Изменить стиль страницы

— Иван Мартыныч, конешно, мне супротив тебя не устоять, ни боже мой! Силен ты зело, быстродумчив. А ежели бы и всамделе самозванцам на Руси крышка пришла, сколь это умилительно было бы… А то в смуте они, паскуды, как щуки в мутной воде, а нам, карасям, горе-гореванье!

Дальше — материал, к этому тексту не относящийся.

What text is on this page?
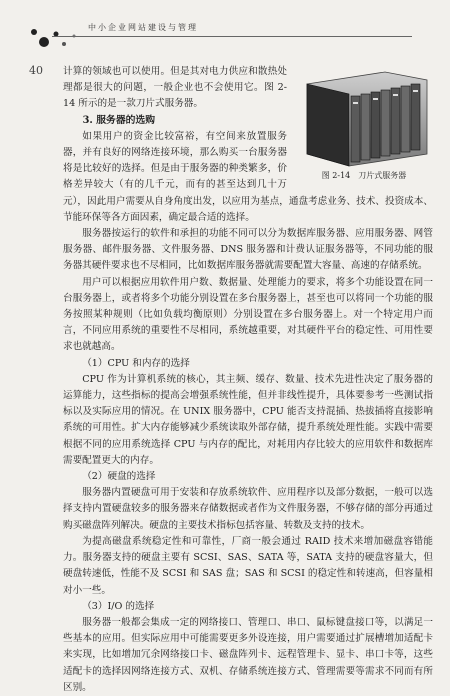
中小企业网站建设与管理
40
图 2-14　刀片式服务器

计算的领域也可以使用。但是其对电力供应和散热处理都是很大的问题，一般企业也不会使用它。图 2-14 所示的是一款刀片式服务器。

3. 服务器的选购

如果用户的资金比较富裕，有空间来放置服务器，并有良好的网络连接环境，那么购买一台服务器将是比较好的选择。但是由于服务器的种类繁多，价格差异较大（有的几千元，而有的甚至达到几十万元），因此用户需要从自身角度出发，以应用为基点，通盘考虑业务、技术、投资成本、节能环保等各方面因素，确定最合适的选择。

服务器按运行的软件和承担的功能不同可以分为数据库服务器、应用服务器、网管服务器、邮件服务器、文件服务器、DNS 服务器和计费认证服务器等，不同功能的服务器其硬件要求也不尽相同，比如数据库服务器就需要配置大容量、高速的存储系统。

用户可以根据应用软件用户数、数据量、处理能力的要求，将多个功能设置在同一台服务器上，或者将多个功能分别设置在多台服务器上，甚至也可以将同一个功能的服务按照某种规则（比如负载均衡原则）分别设置在多台服务器上。对一个特定用户而言，不同应用系统的重要性不尽相同，系统越重要，对其硬件平台的稳定性、可用性要求也就越高。

（1）CPU 和内存的选择

CPU 作为计算机系统的核心，其主频、缓存、数量、技术先进性决定了服务器的运算能力，这些指标的提高会增强系统性能，但并非线性提升，具体要参考一些测试指标以及实际应用的情况。在 UNIX 服务器中，CPU 能否支持混插、热拔插将直接影响系统的可用性。扩大内存能够减少系统读取外部存储，提升系统处理性能。实践中需要根据不同的应用系统选择 CPU 与内存的配比，对耗用内存比较大的应用软件和数据库需要配置更大的内存。

（2）硬盘的选择

服务器内置硬盘可用于安装和存放系统软件、应用程序以及部分数据，一般可以选择支持内置硬盘较多的服务器来存储数据或者作为文件服务器，不够存储的部分再通过购买磁盘阵列解决。硬盘的主要技术指标包括容量、转数及支持的技术。

为提高磁盘系统稳定性和可靠性，厂商一般会通过 RAID 技术来增加磁盘容错能力。服务器支持的硬盘主要有 SCSI、SAS、SATA 等，SATA 支持的硬盘容量大，但硬盘转速低，性能不及 SCSI 和 SAS 盘；SAS 和 SCSI 的稳定性和转速高，但容量相对小一些。

（3）I/O 的选择

服务器一般都会集成一定的网络接口、管理口、串口、鼠标键盘接口等，以满足一些基本的应用。但实际应用中可能需要更多外设连接，用户需要通过扩展槽增加适配卡来实现，比如增加冗余网络接口卡、磁盘阵列卡、远程管理卡、显卡、串口卡等，这些适配卡的选择因网络连接方式、双机、存储系统连接方式、管理需要等需求不同而有所区别。
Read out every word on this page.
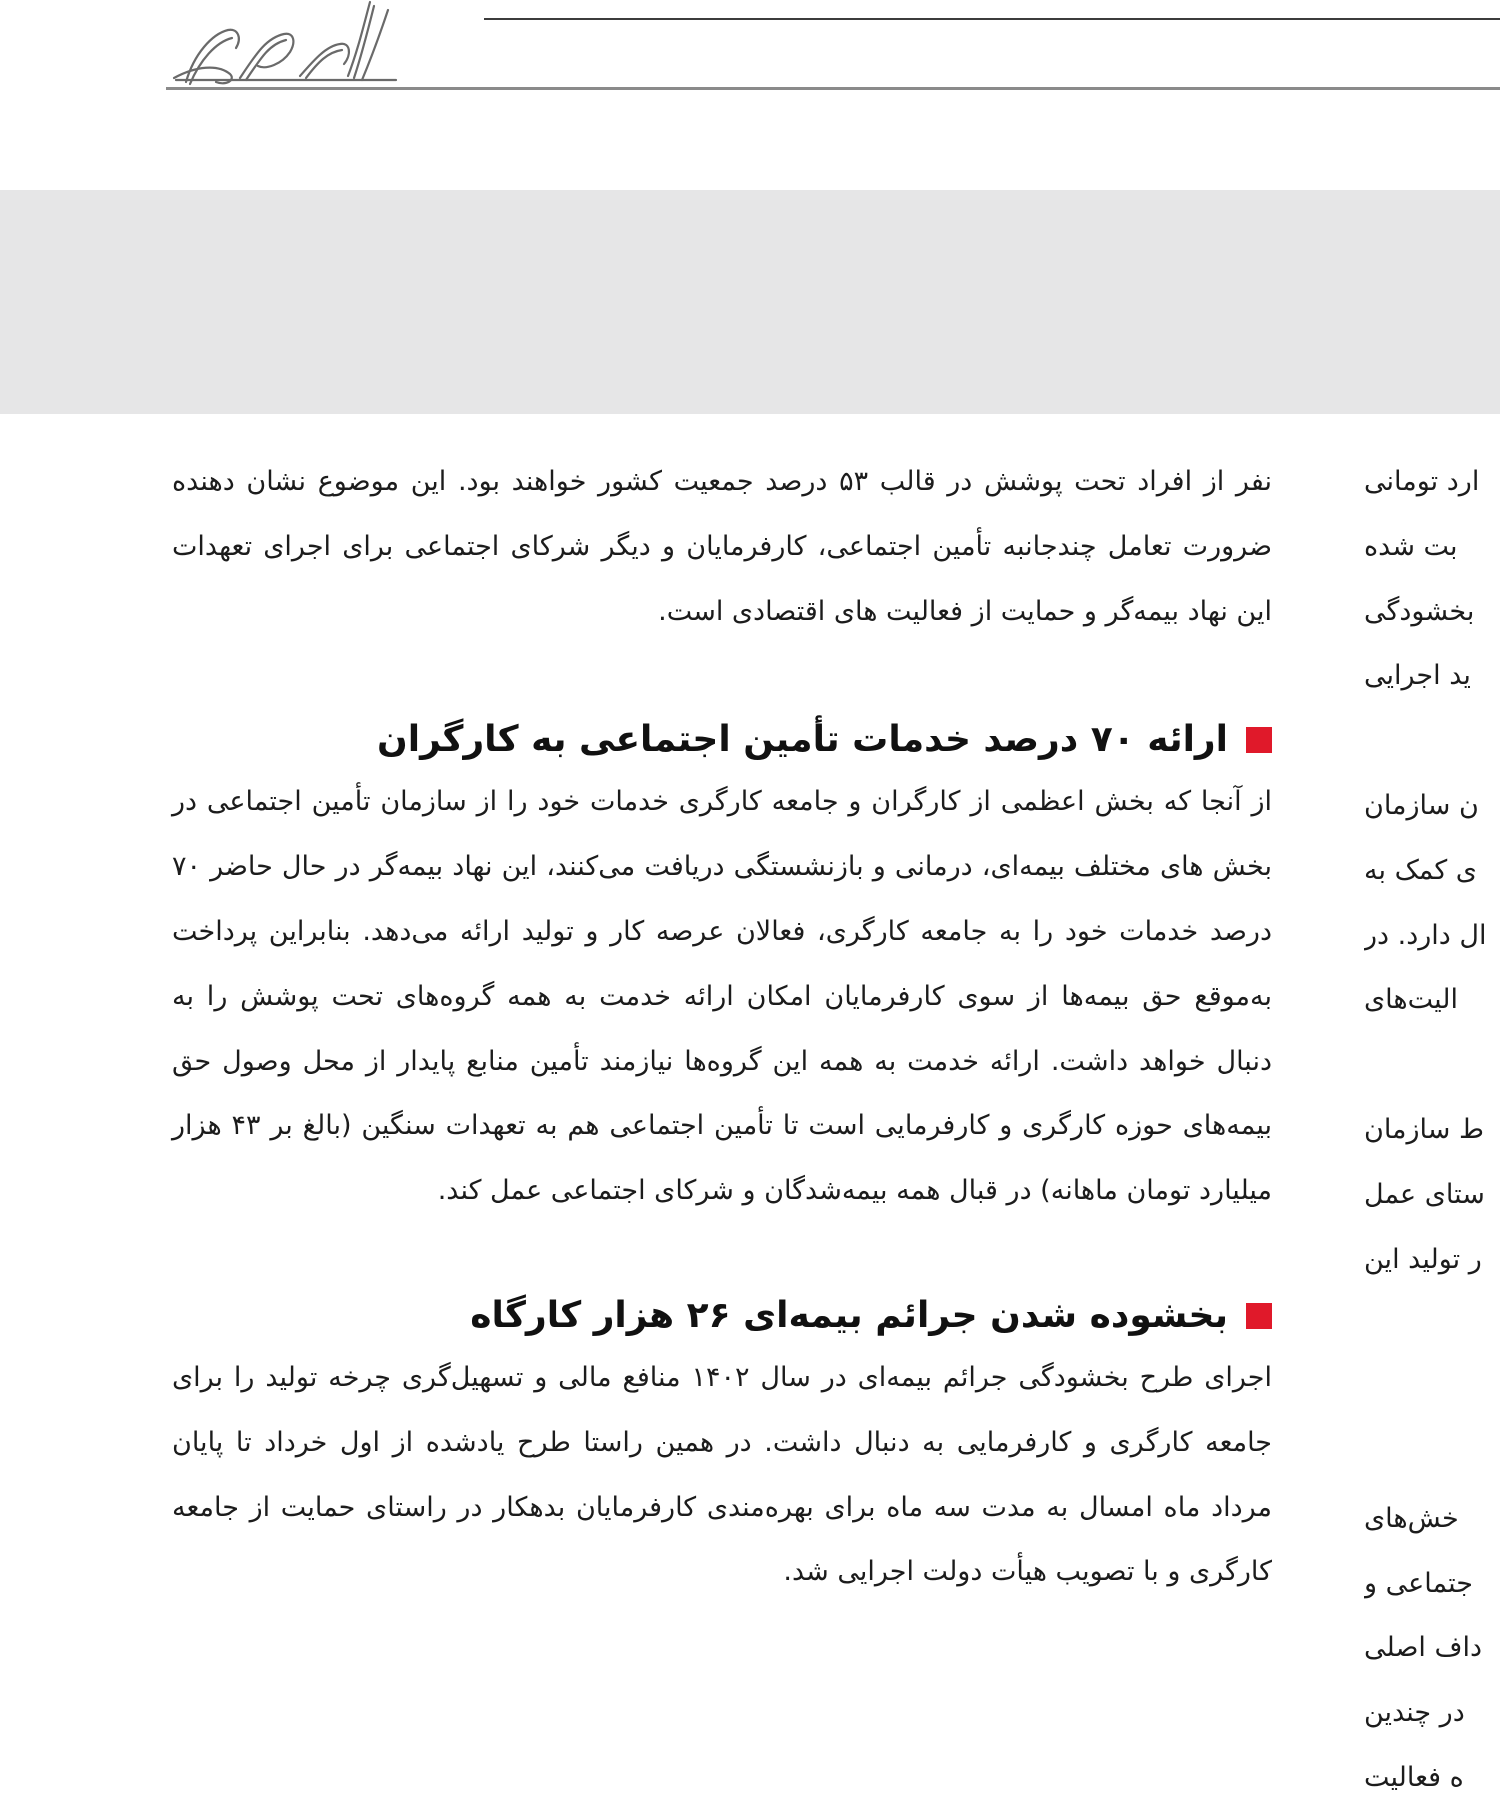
نفر از افراد تحت پوشش در قالب ۵۳ درصد جمعیت کشور خواهند بود. این موضوع نشان دهنده ضرورت تعامل چندجانبه تأمین اجتماعی، کارفرمایان و دیگر شرکای اجتماعی برای اجرای تعهدات این نهاد بیمه‌گر و حمایت از فعالیت های اقتصادی است.

ارائه ۷۰ درصد خدمات تأمین اجتماعی به کارگران

از آنجا که بخش اعظمی از کارگران و جامعه کارگری خدمات خود را از سازمان تأمین اجتماعی در بخش های مختلف بیمه‌ای، درمانی و بازنشستگی دریافت می‌کنند، این نهاد بیمه‌گر در حال حاضر ۷۰ درصد خدمات خود را به جامعه کارگری، فعالان عرصه کار و تولید ارائه می‌دهد. بنابراین پرداخت به‌موقع حق بیمه‌ها از سوی کارفرمایان امکان ارائه خدمت به همه گروه‌های تحت پوشش را به دنبال خواهد داشت. ارائه خدمت به همه این گروه‌ها نیازمند تأمین منابع پایدار از محل وصول حق بیمه‌های حوزه کارگری و کارفرمایی است تا تأمین اجتماعی هم به تعهدات سنگین (بالغ بر ۴۳ هزار میلیارد تومان ماهانه) در قبال همه بیمه‌شدگان و شرکای اجتماعی عمل کند.

بخشوده شدن جرائم بیمه‌ای ۲۶ هزار کارگاه

اجرای طرح بخشودگی جرائم بیمه‌ای در سال ۱۴۰۲ منافع مالی و تسهیل‌گری چرخه تولید را برای جامعه کارگری و کارفرمایی به دنبال داشت. در همین راستا طرح یادشده از اول خرداد تا پایان مرداد ماه امسال به مدت سه ماه برای بهره‌مندی کارفرمایان بدهکار در راستای حمایت از جامعه کارگری و با تصویب هیأت دولت اجرایی شد.

ارد تومانی
بت شده
بخشودگی
ید اجرایی
ن سازمان
ی کمک به
ال دارد. در
الیت‌های
ط سازمان
ستای عمل
ر تولید این
خش‌های
جتماعی و
داف اصلی
در چندین
ه فعالیت
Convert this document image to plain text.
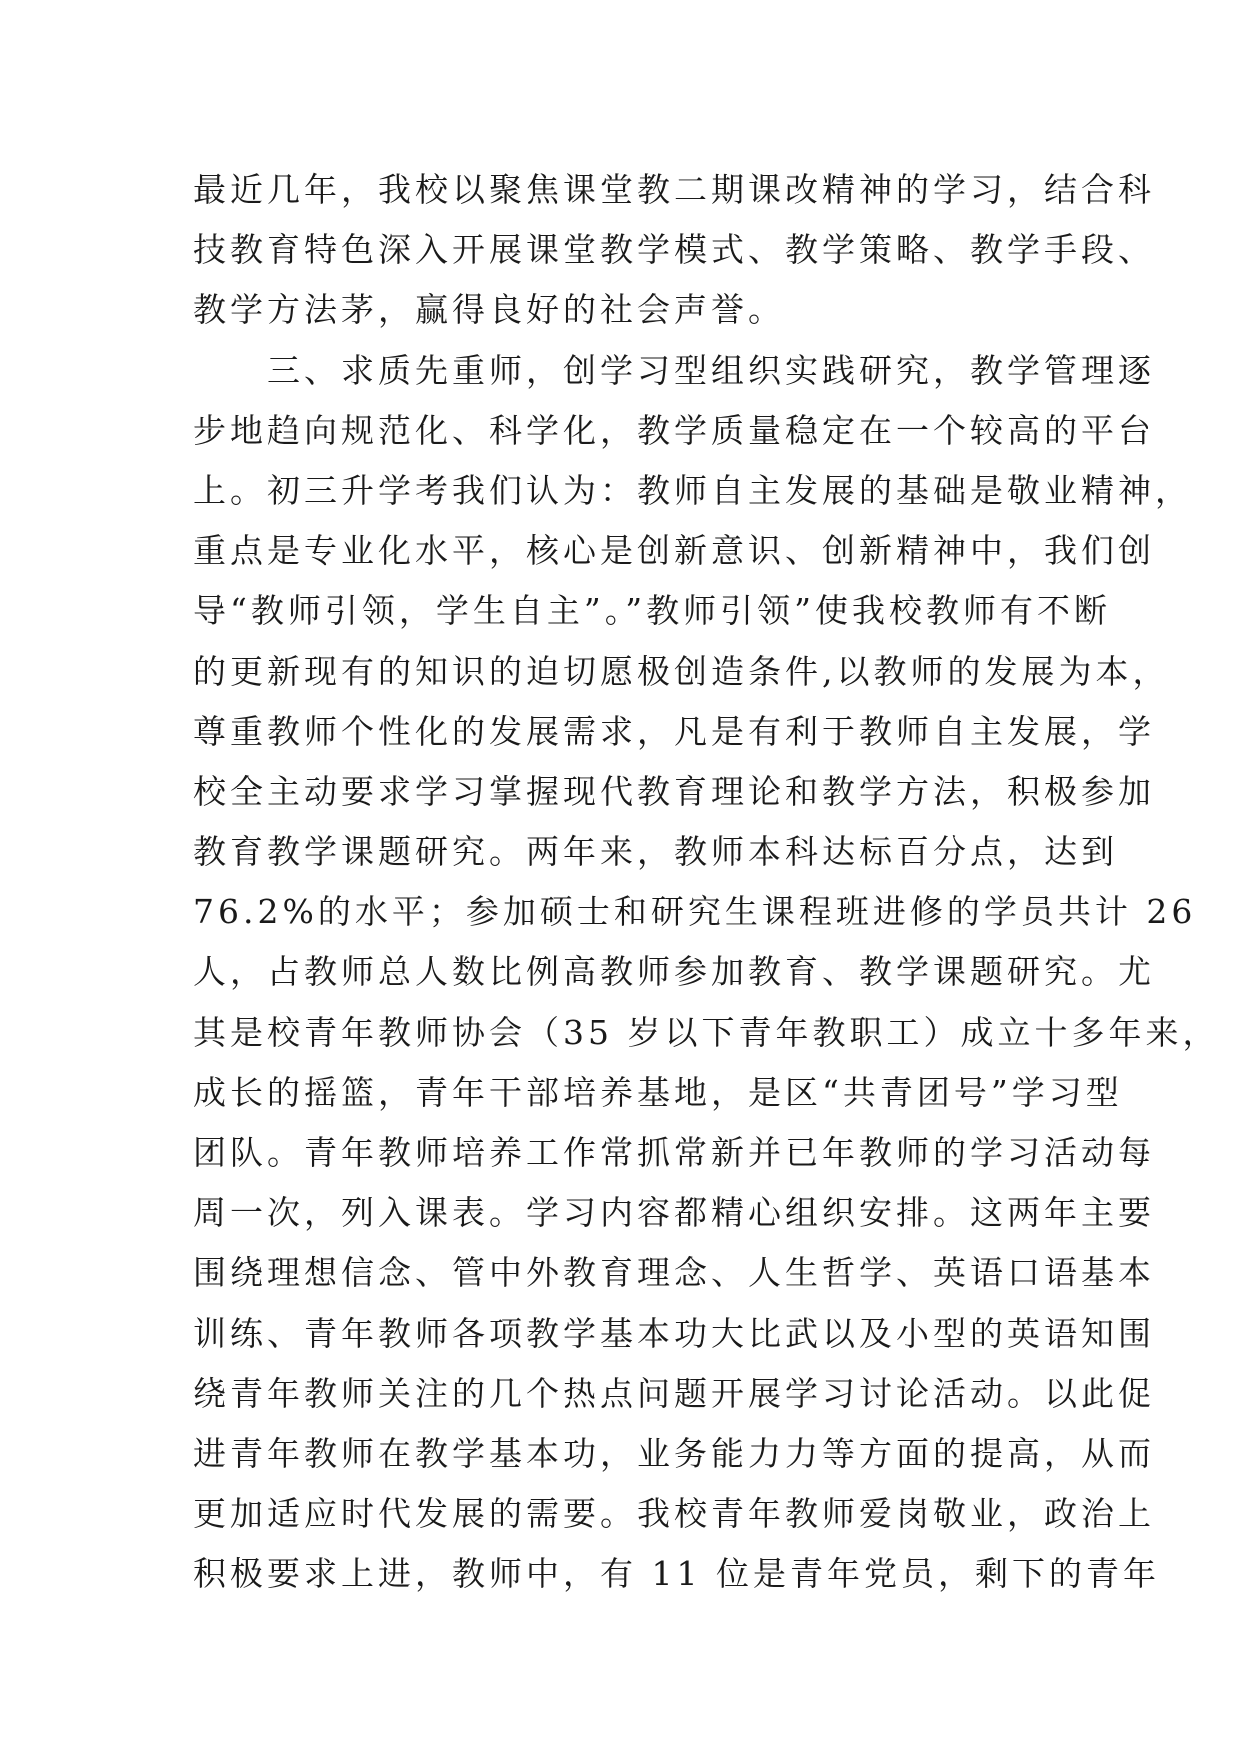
最近几年，我校以聚焦课堂教二期课改精神的学习，结合科
技教育特色深入开展课堂教学模式、教学策略、教学手段、
教学方法茅，赢得良好的社会声誉。
　　三、求质先重师，创学习型组织实践研究，教学管理逐
步地趋向规范化、科学化，教学质量稳定在一个较高的平台
上。初三升学考我们认为：教师自主发展的基础是敬业精神，
重点是专业化水平，核心是创新意识、创新精神中，我们创
导“教师引领，学生自主”。”教师引领”使我校教师有不断
的更新现有的知识的迫切愿极创造条件,以教师的发展为本，
尊重教师个性化的发展需求，凡是有利于教师自主发展，学
校全主动要求学习掌握现代教育理论和教学方法，积极参加
教育教学课题研究。两年来，教师本科达标百分点，达到
76.2%的水平；参加硕士和研究生课程班进修的学员共计 26
人，占教师总人数比例高教师参加教育、教学课题研究。尤
其是校青年教师协会（35 岁以下青年教职工）成立十多年来，
成长的摇篮，青年干部培养基地，是区“共青团号”学习型
团队。青年教师培养工作常抓常新并已年教师的学习活动每
周一次，列入课表。学习内容都精心组织安排。这两年主要
围绕理想信念、管中外教育理念、人生哲学、英语口语基本
训练、青年教师各项教学基本功大比武以及小型的英语知围
绕青年教师关注的几个热点问题开展学习讨论活动。以此促
进青年教师在教学基本功，业务能力力等方面的提高，从而
更加适应时代发展的需要。我校青年教师爱岗敬业，政治上
积极要求上进，教师中，有 11 位是青年党员，剩下的青年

Торгованы выпили еще по единой.

Несколько мужиков сидели на лавке возле «слепцов», слушали монашка. Монашек — в однорядке из черной крашенины, в бархатной скуфейке, на ногах лапти, лестовка в руках; возле лежит кожаная котомка. Он — лет тридцати пяти, с виду незаметен; длинные, реденькие волосы; усы и бородка мочального цвета. Повествует:

— Пришед аз многогрешный из лесов Брянских, дремучих; тамо обитель наша уж не мене как сто годов стоит, в честь Покрова пресвятыя богородицы воздвигнута. Леса великие, добраться до обители зело трудно; кругом болотины да мочежины. Без знатца и не найдешь ее. И рече мне игумен, отец Варсонофий, старец веломудрый, ко господу вельми рачительный: «Чадо Елпидифоре! Приими обет: изыди из обители святыя в мир греховный и собирай милостыню на украшение нашего храма. Всякое даяние да будет благо, что грош, что алтын, что рубль. Гряди со господом!» И вот брожу аз, инок смиренный. Где, где не был! Пришел в Москву Белокаменную. А отсюда — в обрат к обители. Будя! Время на второй год перевалило, как странствую. И все-то я цел-целехонек. Хранит мя пресвятая богородице!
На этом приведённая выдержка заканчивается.